Learning Quadrupedal Locomotion over Challenging Terrain

Joonho Lee^1,*, Jemin Hwangbo^1,2,†, Lorenz Wellhausen¹, Vladlen Koltun³, and Marco Hutter¹

¹ Robotic Systems Lab, ETH Zurich
² Robotics and Artificial Intelligence Lab, KAIST
³ Intelligent Systems Lab, Intel

^† Substantial part of the work was carried out during his stay at 1
^* Corresponding author: jolee@ethz.ch

Paper links

Science Robotics Vol.5 eabc5986 (2020)
Author's version PDF

ABSTRACT

Legged locomotion can extend the operational domain of robots to some of the most challenging environments on Earth. However, conventional controllers for legged locomotion are based on elaborate state machines that explicitly trigger the execution of motion primitives and reflexes. These designs have increased in complexity but fallen short of the generality and robustness of animal locomotion.
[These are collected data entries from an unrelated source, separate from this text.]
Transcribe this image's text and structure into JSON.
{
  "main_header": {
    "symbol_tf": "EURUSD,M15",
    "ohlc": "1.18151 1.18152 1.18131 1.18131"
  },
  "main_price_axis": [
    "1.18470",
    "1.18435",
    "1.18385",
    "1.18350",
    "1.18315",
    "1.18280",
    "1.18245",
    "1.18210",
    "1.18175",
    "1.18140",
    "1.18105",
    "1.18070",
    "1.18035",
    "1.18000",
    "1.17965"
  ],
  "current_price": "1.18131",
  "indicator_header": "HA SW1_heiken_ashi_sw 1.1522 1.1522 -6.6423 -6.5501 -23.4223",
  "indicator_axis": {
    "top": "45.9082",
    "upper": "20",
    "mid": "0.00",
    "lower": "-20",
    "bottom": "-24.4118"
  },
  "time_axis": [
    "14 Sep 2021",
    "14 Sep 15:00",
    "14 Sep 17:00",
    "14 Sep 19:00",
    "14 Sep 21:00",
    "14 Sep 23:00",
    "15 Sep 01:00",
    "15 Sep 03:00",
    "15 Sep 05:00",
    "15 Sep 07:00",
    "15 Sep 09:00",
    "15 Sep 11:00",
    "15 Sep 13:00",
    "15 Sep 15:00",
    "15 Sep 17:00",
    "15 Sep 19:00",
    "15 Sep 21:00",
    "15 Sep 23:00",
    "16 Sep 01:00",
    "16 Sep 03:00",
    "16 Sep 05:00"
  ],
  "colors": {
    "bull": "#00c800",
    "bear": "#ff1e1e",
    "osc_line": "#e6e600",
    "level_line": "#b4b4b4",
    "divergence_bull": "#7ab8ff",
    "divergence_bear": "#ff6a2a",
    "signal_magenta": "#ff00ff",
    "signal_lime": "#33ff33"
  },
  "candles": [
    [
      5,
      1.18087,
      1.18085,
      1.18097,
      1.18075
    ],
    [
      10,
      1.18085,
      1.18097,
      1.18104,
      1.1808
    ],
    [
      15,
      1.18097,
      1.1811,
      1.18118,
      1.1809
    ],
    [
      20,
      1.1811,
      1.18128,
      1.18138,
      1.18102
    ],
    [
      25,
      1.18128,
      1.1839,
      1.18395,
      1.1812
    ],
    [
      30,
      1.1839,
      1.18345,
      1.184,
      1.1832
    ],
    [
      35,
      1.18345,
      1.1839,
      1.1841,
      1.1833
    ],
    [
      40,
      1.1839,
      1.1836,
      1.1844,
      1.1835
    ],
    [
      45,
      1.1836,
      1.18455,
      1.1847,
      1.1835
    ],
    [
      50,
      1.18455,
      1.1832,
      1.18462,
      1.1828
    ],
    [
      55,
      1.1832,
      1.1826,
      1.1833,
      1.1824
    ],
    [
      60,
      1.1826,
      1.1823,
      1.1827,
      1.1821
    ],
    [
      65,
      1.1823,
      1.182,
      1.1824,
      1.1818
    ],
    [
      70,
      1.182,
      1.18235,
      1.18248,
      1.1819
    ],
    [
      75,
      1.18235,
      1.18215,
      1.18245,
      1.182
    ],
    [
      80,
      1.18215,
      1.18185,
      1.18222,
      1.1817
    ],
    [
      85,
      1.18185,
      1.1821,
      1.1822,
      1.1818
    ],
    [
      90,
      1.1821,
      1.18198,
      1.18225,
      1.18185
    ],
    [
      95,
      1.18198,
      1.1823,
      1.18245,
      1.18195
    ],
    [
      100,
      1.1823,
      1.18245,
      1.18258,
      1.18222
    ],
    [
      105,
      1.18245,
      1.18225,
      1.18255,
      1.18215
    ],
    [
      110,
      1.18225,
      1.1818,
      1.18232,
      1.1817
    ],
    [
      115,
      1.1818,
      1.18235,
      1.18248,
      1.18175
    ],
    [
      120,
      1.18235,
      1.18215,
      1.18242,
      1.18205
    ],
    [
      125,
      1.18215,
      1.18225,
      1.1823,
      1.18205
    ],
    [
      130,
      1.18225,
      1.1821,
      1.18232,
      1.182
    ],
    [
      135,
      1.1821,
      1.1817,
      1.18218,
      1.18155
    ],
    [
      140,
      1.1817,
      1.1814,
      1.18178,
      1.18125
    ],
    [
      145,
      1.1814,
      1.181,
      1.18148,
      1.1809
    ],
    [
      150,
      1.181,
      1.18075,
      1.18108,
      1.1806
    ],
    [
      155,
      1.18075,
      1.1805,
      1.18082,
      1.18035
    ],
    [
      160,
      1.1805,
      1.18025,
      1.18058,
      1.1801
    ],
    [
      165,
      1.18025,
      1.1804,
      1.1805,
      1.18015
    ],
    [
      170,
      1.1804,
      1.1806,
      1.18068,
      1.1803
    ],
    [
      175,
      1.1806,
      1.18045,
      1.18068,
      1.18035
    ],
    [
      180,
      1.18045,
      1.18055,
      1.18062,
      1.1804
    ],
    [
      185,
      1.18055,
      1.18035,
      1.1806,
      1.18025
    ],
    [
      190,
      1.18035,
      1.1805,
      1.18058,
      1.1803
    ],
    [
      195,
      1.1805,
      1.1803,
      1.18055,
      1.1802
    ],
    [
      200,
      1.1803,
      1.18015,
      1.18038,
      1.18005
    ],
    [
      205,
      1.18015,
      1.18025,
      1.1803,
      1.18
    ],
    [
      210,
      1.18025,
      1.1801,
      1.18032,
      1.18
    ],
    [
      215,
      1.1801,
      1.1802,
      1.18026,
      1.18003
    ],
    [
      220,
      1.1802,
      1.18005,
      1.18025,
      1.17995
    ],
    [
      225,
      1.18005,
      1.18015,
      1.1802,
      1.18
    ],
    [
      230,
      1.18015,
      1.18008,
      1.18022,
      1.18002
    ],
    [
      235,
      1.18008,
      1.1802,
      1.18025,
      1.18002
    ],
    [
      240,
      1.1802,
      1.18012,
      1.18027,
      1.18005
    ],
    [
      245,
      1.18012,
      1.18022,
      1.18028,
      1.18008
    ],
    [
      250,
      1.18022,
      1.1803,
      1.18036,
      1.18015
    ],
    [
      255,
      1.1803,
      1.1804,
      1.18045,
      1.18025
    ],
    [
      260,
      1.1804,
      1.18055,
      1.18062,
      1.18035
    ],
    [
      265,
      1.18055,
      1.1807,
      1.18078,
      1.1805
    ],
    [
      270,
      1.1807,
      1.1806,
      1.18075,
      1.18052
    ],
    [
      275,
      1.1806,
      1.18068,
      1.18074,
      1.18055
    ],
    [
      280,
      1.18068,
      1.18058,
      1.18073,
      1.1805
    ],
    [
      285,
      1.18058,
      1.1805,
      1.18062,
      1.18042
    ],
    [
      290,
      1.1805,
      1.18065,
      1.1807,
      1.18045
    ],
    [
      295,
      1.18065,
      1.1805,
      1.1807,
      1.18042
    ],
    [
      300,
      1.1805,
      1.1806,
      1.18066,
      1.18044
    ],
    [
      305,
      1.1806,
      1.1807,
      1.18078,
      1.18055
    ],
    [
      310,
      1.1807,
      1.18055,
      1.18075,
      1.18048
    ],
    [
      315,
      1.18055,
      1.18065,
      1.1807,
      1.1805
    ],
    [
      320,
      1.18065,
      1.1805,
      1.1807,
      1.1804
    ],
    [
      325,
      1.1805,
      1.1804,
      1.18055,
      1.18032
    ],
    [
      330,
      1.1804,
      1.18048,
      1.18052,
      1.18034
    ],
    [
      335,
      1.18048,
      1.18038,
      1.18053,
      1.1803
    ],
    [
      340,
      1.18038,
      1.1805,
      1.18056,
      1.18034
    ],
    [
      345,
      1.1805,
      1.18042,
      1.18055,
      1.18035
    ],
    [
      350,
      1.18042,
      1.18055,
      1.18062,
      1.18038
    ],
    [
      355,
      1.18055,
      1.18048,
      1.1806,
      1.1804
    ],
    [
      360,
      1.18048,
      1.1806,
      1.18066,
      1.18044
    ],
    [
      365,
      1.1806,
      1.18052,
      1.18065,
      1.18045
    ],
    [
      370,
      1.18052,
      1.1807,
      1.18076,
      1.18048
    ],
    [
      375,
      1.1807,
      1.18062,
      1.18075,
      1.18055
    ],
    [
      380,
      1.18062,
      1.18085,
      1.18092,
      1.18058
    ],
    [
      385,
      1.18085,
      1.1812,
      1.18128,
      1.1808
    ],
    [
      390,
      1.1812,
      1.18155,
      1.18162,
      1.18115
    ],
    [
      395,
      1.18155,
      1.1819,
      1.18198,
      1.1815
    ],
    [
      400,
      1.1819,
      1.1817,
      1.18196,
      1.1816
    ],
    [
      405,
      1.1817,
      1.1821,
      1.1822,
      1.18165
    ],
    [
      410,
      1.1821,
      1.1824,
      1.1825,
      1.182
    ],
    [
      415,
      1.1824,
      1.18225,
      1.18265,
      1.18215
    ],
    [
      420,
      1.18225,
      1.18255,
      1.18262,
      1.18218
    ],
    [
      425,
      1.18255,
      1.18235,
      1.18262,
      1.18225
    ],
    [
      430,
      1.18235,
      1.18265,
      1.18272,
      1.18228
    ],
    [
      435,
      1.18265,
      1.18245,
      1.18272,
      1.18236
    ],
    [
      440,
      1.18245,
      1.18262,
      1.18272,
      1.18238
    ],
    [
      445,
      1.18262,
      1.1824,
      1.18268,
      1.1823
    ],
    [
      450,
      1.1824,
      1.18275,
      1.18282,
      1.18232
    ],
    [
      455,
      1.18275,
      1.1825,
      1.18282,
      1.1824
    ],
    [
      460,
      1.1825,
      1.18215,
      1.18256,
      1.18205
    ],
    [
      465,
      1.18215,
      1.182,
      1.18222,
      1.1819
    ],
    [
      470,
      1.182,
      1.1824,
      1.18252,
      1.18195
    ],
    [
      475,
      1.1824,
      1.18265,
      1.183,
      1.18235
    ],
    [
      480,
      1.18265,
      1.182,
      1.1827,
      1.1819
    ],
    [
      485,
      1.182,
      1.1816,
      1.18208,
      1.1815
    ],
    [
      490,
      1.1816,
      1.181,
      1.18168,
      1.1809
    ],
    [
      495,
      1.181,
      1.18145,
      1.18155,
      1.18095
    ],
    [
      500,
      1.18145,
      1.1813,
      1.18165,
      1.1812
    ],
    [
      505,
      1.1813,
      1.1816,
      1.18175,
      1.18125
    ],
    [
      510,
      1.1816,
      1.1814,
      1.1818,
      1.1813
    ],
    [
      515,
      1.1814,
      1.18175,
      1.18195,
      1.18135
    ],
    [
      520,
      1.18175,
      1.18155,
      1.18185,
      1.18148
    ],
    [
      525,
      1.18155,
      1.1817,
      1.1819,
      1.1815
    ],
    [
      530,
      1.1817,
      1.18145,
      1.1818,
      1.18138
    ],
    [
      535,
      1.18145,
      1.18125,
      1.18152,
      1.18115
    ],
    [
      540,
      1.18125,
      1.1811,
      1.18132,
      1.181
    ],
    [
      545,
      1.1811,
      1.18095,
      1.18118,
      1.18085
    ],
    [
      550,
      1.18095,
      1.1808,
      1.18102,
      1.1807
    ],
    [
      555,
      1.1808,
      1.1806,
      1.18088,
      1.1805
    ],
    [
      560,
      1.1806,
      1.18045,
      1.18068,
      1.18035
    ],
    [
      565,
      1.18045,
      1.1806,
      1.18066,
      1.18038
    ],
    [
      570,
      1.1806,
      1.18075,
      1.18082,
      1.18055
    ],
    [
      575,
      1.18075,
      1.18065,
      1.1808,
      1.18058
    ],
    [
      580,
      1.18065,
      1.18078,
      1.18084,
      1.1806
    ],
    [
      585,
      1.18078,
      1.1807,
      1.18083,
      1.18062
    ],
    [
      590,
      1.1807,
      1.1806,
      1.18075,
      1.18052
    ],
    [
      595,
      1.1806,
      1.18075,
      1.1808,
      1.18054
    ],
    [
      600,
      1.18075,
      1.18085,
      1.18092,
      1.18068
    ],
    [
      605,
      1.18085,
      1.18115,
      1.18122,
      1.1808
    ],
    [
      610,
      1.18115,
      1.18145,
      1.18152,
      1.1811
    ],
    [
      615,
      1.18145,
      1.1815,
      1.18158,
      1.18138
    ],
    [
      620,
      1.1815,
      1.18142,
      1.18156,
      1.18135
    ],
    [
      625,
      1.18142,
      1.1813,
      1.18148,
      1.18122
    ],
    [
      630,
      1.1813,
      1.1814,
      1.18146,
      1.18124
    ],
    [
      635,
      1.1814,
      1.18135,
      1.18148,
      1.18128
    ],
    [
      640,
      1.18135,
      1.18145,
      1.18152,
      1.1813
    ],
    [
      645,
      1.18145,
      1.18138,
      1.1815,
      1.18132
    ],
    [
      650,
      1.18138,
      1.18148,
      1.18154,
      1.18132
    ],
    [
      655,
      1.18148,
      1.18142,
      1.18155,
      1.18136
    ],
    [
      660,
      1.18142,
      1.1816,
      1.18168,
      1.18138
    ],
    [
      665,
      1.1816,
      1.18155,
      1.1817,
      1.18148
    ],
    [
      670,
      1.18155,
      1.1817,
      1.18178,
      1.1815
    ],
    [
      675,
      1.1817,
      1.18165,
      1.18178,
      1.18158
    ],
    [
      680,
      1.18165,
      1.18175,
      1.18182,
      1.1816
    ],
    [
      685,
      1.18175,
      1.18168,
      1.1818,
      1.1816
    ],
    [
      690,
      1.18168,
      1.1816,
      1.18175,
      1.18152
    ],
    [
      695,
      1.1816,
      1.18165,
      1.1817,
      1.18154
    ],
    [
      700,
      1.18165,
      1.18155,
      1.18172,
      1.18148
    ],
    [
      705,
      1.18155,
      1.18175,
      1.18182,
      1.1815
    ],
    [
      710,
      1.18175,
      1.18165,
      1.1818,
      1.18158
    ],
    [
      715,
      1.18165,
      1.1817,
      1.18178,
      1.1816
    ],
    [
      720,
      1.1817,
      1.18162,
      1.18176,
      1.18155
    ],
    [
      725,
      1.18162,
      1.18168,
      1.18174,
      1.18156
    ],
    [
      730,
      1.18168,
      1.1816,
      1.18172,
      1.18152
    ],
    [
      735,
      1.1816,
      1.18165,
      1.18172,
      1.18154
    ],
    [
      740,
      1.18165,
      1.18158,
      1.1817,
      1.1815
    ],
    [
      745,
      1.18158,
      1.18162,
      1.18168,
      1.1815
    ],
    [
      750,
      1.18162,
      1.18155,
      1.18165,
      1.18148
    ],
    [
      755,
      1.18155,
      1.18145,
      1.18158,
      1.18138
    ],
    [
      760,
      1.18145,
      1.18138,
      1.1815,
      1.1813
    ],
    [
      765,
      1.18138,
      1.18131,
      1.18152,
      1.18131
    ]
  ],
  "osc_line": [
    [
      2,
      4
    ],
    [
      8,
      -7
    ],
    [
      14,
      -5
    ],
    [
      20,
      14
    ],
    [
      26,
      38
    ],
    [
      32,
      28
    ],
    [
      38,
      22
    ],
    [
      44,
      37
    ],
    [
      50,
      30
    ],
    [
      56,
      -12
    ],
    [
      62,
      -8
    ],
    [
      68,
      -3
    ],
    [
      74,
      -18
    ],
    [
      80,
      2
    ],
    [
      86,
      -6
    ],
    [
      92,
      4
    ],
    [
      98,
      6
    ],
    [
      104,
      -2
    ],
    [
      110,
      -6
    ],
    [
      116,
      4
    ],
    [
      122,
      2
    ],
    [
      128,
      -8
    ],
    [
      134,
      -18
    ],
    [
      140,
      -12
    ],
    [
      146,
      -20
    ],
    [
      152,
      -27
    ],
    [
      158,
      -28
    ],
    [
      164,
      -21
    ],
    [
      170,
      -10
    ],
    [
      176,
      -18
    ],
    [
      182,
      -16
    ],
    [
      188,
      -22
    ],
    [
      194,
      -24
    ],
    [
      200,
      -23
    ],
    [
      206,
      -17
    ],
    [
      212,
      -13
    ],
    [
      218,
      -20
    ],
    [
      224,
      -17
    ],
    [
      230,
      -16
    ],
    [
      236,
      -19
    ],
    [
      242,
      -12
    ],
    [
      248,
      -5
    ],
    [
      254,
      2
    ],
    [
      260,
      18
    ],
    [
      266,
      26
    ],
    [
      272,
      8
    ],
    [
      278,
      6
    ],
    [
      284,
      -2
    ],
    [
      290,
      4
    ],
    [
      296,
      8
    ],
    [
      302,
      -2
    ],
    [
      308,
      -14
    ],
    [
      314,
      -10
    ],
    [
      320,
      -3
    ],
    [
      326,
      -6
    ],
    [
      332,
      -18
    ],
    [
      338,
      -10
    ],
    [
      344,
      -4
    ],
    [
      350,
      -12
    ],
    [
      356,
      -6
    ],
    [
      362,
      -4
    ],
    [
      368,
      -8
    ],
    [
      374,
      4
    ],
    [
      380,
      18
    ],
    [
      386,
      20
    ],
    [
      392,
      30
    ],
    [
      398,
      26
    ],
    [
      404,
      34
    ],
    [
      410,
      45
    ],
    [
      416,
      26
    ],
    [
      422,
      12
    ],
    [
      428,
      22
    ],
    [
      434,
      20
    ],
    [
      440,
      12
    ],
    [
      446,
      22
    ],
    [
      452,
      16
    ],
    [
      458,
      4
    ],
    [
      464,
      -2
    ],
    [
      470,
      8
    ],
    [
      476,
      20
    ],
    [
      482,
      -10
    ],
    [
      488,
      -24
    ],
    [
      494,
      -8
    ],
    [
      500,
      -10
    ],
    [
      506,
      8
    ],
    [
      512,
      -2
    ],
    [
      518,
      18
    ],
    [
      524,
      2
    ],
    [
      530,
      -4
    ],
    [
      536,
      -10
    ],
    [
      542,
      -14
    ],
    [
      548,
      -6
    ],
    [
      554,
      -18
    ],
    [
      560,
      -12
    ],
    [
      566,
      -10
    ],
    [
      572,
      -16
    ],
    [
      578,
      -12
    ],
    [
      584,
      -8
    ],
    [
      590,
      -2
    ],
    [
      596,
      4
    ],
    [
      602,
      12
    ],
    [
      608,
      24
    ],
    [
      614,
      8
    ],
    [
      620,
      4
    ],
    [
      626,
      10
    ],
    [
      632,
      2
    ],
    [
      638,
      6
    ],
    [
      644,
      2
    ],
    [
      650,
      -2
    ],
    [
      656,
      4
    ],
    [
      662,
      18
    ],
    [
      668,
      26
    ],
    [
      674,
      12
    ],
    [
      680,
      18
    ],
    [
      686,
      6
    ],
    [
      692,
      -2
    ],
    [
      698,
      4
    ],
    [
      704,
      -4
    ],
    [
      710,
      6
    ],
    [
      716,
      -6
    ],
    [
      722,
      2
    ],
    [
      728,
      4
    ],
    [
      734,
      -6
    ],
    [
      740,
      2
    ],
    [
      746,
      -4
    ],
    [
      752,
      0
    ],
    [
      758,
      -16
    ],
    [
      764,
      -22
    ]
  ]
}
Here, we present a robust controller for blind quadrupedal locomotion in challenging natural environments. Our approach incorporates proprioceptive feedback in locomotion control and demonstrates zero-shot generalization from simulation to natural environments. The controller is trained by reinforcement learning in simulation. The controller is driven by a neural network policy that acts on a stream of proprioceptive signals. The controller retains its robustness under conditions that were never encountered during training: deformable terrains such as mud and snow, dynamic footholds such as rubble, and overground impediments such as thick vegetation and gushing water. The presented work indicates that robust locomotion in natural environments can be achieved by training in simple domains.

Summary video

Highlights

Zero-shot generalization to unknown environments

Figure 1. A number of specific deployments (paper Figure 2)

The presented controller has been deployed in diverse natural environments. These include steep mountain trails, creeks with running water, mud, thick vegetation, loose rubble, snow-covered hills, and a damp forest. A number of specific scenarios are further highlighted in Fig. 1A-F. These environments have characteristics that the policy does not experience during training. The terrains can deform and crumble, with significant variation of material properties over the surface. The robot's legs are subjected to frequent disturbances due to vegetation, rubble, and sticky mud. Existing terrain estimation pipelines that use cameras or LiDAR fail in environments with snow (Fig. 1A), water (Fig. 1C), or dense vegetation (Fig. 1F). Our controller does not rely on exteroception and is immune to such failure. The controller learns omnidirectional locomotion based on a history of proprioceptive observations and is robust in zero-shot deployment on terrains with characteristics that were never experienced during training.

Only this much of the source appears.